I’m a fan of Scott Adams the cartoonist but grow increasingly exasperated with Scott Adams the pundit – based on articles like this one. I agree with part of it but disagree with more of the post. It touches on several issues that are relevant to those who, as Adams is, a “trained persuader,”
Adams is right when he says, “we’re all seeing what we expect to see,” underscoring the importance of people’s narrative when interpreting events. And he’s right that when presented with a reality that undermines the foundation of their narrative, people tend to “double down” (a term widely used on both sides) and support their narrative even more strongly. After all no one wants “live their lives as confirmed morons.”
Unfortunately, Adams ignores the real problem.

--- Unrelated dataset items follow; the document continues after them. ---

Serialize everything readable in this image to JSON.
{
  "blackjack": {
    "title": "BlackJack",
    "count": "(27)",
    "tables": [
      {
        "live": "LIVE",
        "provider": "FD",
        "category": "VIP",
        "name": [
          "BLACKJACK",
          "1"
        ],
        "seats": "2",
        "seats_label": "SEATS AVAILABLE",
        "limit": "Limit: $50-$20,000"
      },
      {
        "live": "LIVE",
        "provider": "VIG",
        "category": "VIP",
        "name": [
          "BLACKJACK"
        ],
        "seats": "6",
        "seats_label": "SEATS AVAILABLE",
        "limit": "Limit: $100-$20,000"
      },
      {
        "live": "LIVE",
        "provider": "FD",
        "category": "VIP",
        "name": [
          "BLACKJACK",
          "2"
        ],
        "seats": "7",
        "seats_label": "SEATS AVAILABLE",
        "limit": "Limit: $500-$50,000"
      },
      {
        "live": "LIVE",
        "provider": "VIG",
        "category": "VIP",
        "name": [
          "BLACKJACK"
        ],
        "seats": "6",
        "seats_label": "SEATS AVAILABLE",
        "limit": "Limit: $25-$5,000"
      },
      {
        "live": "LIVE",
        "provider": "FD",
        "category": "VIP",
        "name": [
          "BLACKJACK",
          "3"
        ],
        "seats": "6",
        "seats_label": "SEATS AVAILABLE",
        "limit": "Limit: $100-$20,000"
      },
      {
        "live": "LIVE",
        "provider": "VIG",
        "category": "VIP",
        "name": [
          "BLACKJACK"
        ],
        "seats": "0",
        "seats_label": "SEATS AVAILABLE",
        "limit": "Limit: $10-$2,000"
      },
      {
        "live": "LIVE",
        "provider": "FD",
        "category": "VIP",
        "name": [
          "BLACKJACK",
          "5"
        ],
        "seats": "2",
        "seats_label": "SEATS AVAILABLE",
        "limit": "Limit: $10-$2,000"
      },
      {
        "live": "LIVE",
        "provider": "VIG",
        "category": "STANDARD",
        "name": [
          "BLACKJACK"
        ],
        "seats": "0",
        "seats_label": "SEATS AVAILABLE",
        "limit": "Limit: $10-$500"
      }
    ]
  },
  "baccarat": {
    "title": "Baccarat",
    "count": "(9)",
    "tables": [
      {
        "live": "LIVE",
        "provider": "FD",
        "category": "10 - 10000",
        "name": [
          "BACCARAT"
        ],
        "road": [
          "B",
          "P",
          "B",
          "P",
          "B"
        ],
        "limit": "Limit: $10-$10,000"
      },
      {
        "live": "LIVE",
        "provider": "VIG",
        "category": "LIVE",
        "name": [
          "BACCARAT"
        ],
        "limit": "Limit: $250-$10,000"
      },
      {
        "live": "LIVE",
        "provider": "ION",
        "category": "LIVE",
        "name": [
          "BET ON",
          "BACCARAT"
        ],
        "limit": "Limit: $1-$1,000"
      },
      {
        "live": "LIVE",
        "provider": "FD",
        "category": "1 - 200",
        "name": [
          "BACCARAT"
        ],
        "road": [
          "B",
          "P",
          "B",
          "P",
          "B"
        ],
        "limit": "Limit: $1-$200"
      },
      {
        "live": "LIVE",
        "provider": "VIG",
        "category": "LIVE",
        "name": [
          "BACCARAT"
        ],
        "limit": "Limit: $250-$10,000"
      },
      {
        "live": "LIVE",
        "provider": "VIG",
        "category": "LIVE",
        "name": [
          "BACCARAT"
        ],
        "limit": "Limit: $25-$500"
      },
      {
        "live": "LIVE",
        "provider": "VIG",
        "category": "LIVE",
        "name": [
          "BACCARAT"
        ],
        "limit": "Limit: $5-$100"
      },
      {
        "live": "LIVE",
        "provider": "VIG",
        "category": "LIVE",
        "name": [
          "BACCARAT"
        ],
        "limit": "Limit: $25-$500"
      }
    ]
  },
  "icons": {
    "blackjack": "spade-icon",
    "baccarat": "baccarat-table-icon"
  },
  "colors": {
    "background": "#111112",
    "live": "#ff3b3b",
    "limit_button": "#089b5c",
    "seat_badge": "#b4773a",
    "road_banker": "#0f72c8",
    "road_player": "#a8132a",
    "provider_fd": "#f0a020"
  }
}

Exasperated by social media (this post included, no doubt), there not only is not much middle ground anymore – there is also a lack of willingness to try to seek middle ground. And that is affecting businesses, too.
We can’t agree on facts anymore. We can’t agree on which media is credible, either. That’s a real problem for marketers.
As a “trained persuader,” Adams could have addressed — and should have addressed — how to communicate to (and with) people who hold opposing narratives. This is critically important for the future of our country because, as Lincoln said, “A house divided against itself cannot stand.”
Instead, Adams’ post says, “ordinary people doing ordinary things (could)… turn Trump into an actual Hitler” and that he “can think of dozens of ways the protesters could cause the thing they are trying to prevent.” So while Adams doesn’t think Trump is the next Hitler, he’s already blaming those afraid of that scenario to be the ones who cause it. That kind of blaming he victims is dangerous.
Meanwhile, when some corporate leaders have issued statements in favor or against one thing or another, the immediate response is to boycott them and their companies. What we need are political leaders to help bridge the chasm of the two competing narratives, to work together in the best interests of our great country.
It’s hard to reunite the country when labeling the opposing side as “the enemy.”
As persuaders, we need to consider what we can do to help our clients to communicate with all their key constituents. Increasingly we may have to address the reality of the political divide without taking stances that will alienate either side. And we will have to find a way to do so while being true to the clients and ourselves.